More power for your money
Many customers are considering upgrading their onboard power to lithium-based systems, looking for the longer time between charges and higher consumption that lithium provides. They are taken by the higher useable capacity, smaller footprints, lighter weight, improved battery management and the faster charging that LiFePO4 batteries offer them.
But is installing lithium expensive?
It needn't be. Fogstar is a multi-award-winning British lithium battery brand, designed and supported in the UK. Pair one of its Drift batteries with an alternator-protection solution designed for the job, and you get the best of both worlds: a lower price and a more effective system.
We priced the same 12V lithium upgrade two ways. One using Victron's popular SuperPack batteries and twin DC-DC chargers, the other using Fogstar's Drift range of batteries and Cristec's RCB+ battery relay.
On a £2,000 system build, the Fogstar Drift and Cristec RCB+ build came in around £400 cheaper than the Victron specification — nearly 20% — with 30Ah more battery and, where the alternator can supply it, a faster charge time through its higher alternator charge ceiling.
What both quotes share
The core of each build is identical:
Victron EasyPlus Compact 12/1600/70-16 inverter/charger: enough to boil a travel kettle or run a microwave
BMV-712 Smart battery monitor with temperature sensor
The BMV-712 battery monitor counts exactly what goes in and out, so you read true remaining capacity and time-to-go rather than guessing from voltage — which matters most on lithium, where voltage barely moves until the bank is nearly empty.
It can sound an audible overvoltage alarm as standard, and with the temperature sensor fitted a temperature alarm too — so a developing fault gets your attention rather than going unnoticed.

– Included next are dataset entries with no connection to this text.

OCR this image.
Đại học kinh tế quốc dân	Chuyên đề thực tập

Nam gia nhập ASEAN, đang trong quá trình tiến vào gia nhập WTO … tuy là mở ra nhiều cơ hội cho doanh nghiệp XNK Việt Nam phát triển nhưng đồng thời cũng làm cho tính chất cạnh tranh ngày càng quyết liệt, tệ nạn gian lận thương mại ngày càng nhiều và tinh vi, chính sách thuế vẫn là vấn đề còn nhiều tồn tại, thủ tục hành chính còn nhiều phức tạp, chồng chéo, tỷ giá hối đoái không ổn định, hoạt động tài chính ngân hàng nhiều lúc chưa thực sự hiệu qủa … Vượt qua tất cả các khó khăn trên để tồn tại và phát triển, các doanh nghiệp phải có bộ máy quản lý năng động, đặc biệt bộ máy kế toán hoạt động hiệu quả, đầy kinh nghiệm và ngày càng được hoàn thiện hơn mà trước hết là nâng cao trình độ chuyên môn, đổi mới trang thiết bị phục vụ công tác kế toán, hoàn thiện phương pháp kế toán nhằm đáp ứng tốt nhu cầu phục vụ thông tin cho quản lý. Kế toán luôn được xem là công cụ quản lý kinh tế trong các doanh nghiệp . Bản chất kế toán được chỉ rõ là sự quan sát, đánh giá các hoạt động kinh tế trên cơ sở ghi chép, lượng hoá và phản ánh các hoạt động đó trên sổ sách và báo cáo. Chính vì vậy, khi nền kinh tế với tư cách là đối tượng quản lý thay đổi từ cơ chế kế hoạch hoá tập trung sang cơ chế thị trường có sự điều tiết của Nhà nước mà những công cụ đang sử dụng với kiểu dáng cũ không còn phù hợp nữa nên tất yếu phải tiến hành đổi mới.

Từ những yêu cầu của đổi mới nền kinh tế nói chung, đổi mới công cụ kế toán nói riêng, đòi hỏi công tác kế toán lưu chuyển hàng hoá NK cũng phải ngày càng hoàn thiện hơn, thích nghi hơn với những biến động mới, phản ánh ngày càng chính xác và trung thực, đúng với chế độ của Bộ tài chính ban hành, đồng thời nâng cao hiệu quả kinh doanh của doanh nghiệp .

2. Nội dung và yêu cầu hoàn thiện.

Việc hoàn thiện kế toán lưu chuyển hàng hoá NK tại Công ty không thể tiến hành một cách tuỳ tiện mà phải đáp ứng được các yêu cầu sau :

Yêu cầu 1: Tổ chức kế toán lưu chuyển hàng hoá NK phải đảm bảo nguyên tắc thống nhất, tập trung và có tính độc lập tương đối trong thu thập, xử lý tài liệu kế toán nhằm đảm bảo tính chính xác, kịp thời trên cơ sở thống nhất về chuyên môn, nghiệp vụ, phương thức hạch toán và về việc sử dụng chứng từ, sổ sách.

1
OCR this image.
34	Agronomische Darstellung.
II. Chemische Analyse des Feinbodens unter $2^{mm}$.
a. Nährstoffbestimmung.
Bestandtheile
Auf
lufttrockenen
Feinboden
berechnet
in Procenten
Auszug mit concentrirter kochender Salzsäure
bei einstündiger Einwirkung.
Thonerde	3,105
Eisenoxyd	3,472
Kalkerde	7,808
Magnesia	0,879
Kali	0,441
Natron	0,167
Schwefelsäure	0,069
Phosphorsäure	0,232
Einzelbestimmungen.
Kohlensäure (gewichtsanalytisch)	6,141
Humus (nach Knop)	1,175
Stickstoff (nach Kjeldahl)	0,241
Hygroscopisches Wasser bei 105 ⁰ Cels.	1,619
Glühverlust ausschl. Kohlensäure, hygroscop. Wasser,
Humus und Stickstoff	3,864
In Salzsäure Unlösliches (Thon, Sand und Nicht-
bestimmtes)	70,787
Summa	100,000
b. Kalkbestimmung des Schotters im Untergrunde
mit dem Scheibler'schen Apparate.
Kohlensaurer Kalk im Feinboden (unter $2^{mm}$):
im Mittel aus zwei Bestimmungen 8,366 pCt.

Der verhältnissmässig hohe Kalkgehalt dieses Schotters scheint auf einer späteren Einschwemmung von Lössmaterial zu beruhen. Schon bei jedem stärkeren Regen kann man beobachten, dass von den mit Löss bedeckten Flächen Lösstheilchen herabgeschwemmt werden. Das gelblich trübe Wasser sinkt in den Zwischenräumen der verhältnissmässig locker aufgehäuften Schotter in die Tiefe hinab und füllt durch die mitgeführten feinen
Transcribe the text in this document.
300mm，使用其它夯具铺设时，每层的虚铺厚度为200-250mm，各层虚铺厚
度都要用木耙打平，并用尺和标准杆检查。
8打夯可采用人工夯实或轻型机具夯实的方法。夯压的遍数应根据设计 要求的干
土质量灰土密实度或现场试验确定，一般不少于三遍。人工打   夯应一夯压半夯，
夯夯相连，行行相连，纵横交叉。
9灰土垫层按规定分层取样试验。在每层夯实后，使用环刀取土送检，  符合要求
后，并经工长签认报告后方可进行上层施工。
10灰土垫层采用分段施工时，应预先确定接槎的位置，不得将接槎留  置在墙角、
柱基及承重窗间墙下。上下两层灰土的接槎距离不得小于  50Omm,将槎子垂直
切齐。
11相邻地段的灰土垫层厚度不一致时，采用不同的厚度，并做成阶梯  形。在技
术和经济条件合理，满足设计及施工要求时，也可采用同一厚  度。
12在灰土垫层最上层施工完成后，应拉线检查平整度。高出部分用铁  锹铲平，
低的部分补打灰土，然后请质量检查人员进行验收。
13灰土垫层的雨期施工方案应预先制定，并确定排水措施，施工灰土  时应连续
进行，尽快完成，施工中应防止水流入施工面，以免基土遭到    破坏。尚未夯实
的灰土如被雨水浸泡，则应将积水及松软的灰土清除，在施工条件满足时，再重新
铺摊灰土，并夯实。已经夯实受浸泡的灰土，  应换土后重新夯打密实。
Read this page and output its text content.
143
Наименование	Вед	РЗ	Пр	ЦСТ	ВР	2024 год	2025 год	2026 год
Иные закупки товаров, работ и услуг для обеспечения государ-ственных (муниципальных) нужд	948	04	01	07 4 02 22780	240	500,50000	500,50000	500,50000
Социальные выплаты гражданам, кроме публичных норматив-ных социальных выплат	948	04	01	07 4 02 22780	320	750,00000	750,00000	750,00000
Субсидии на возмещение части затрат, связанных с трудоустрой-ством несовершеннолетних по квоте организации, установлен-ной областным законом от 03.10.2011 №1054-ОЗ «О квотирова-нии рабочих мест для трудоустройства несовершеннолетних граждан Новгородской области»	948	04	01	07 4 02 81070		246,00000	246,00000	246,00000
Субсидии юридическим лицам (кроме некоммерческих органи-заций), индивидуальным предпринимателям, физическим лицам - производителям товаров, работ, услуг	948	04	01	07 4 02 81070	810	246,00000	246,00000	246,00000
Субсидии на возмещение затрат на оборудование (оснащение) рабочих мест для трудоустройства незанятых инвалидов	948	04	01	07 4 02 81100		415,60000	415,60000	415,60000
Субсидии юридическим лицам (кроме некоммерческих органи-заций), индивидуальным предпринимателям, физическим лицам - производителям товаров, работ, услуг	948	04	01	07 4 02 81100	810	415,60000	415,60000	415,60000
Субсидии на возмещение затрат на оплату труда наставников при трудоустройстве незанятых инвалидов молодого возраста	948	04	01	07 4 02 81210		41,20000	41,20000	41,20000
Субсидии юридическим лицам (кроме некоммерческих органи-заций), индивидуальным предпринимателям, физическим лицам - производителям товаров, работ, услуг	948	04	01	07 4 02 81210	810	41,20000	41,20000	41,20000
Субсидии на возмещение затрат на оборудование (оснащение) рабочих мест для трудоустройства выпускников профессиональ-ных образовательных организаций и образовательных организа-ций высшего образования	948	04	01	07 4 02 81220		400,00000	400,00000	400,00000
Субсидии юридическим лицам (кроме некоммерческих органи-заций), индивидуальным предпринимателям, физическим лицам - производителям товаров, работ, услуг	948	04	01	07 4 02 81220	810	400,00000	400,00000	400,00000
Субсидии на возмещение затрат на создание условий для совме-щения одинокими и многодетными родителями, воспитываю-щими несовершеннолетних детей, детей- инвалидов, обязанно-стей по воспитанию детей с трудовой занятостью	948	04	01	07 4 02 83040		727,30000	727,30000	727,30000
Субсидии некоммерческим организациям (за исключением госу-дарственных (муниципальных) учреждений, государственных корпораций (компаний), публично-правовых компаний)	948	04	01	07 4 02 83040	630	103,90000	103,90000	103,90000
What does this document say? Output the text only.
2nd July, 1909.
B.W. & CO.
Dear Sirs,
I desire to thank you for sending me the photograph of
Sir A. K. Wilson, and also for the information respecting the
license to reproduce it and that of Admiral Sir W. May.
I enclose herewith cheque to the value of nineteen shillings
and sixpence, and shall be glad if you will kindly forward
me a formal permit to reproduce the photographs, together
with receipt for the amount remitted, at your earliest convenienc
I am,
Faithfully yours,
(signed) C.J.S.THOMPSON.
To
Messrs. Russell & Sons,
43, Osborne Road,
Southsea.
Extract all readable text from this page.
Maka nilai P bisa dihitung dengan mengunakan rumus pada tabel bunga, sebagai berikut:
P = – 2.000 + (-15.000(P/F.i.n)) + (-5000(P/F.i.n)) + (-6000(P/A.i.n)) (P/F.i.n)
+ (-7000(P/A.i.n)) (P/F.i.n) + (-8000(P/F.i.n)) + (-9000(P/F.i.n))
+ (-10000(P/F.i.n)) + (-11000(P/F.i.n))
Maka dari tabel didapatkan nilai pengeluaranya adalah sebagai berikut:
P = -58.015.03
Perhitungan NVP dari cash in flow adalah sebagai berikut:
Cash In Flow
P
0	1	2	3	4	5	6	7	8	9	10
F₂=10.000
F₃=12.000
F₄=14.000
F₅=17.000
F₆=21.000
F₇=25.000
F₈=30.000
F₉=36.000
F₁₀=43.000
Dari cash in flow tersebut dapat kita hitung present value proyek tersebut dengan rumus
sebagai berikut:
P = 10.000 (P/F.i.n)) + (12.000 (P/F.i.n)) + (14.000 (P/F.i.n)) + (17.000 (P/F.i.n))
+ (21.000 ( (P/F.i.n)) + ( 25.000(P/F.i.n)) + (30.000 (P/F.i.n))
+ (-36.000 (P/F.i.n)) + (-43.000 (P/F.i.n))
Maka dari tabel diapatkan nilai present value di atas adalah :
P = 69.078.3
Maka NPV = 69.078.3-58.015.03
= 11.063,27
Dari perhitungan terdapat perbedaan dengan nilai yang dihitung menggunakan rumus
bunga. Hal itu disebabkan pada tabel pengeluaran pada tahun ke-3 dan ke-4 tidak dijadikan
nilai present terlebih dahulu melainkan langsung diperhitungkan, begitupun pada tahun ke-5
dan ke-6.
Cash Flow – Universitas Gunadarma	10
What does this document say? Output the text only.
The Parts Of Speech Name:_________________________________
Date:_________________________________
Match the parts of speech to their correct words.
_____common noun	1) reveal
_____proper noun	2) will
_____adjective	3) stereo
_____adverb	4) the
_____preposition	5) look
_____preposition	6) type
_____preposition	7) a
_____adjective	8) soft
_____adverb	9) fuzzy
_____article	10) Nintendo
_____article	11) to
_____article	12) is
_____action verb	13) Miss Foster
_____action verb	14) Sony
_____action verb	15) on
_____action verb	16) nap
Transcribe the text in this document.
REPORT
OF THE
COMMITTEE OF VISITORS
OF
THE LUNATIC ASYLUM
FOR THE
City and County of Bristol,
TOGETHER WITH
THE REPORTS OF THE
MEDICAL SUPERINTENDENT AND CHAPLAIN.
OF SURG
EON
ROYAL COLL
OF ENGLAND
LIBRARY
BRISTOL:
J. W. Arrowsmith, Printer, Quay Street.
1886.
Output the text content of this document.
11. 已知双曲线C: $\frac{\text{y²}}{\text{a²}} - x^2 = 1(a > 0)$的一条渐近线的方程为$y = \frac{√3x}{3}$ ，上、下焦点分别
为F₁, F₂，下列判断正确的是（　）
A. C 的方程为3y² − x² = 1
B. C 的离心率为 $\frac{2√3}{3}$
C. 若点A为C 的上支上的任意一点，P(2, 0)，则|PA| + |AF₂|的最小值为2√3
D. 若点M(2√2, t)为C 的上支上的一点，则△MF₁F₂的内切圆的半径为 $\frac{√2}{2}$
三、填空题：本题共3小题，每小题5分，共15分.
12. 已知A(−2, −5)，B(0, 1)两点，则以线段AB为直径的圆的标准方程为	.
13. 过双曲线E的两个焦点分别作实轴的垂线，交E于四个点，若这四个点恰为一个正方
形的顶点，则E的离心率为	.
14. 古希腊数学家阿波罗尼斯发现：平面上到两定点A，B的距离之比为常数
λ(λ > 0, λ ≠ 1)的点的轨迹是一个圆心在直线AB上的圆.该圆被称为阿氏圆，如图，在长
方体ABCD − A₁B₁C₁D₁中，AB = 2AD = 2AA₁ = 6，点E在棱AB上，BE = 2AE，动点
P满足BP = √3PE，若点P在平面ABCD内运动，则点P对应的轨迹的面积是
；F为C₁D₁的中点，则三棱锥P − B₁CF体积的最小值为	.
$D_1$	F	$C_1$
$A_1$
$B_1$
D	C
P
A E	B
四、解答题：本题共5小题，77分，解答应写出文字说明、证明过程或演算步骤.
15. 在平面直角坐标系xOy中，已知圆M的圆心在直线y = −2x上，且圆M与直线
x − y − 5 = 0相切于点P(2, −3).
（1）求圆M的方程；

Same hardware, same price, in both quotes. The difference comes from just two lines: the battery, and the alternator-charging path.
The battery
| Victron quote | Fogstar quote | |
|---|---|---|
| Battery | SuperPack 12.8V/200Ah | Drift 12V 230Ah |
| Capacity | 200Ah | 230Ah |
| Price | £620.83 | £416.66 |
The Drift gives 30Ah more capacity for £204 less. It also sits on roughly half the footprint of the SuperPack, though it stands around 40 mm taller.
It comes well equipped:
Grade A EVE cells
Built-in heating for cold-weather charging
Bluetooth monitoring via the Fogstar app
IP67 protection and a 10-year warranty
The alternator path
| Victron quote | Cristec quote | |
|---|---|---|
| Charging | 2× Orion XS 50A DC-DC | 1× RCB+ Adjustable |
| Charge current | 100A | 30–120A adjustable |
| Price | £375.00 | £178.38 |
Conventional engine alternators need to have a limit placed on the current delivered to a lithium battery, to protect them from overheating.
The RCB+ is a smart battery coupler that shares alternator output between the starter and lithium banks — limiting service current and preserving engine-start capacity.
One unit instead of two. One set of cabling, one mounting position, and a charge ceiling 20A above the twin-charger build. Fanless, ignition-protected to ISO 8846 / SAE J1171, 3-year warranty.
The totals
Victron build: £2,045.92
Fogstar + Cristec build: £1,645.13
Saving: £400.79 — 19.6%, with the larger bank and the higher charge ceiling on the lower-priced quote
The takeaway
The lower-cost lithium build is also the one with more battery and more alternator headroom. A single RCB+ replaces a pair of DC-DC chargers, a 230Ah Drift replaces a 200Ah SuperPack, and the same Victron inverter/charger sits at the centre of both.
Or put the saving toward capacity. Step up to a 460Ah Drift and the build comes to around £1,870 — still under the £2,046 Victron price, with more than double the battery: 460Ah against 200Ah.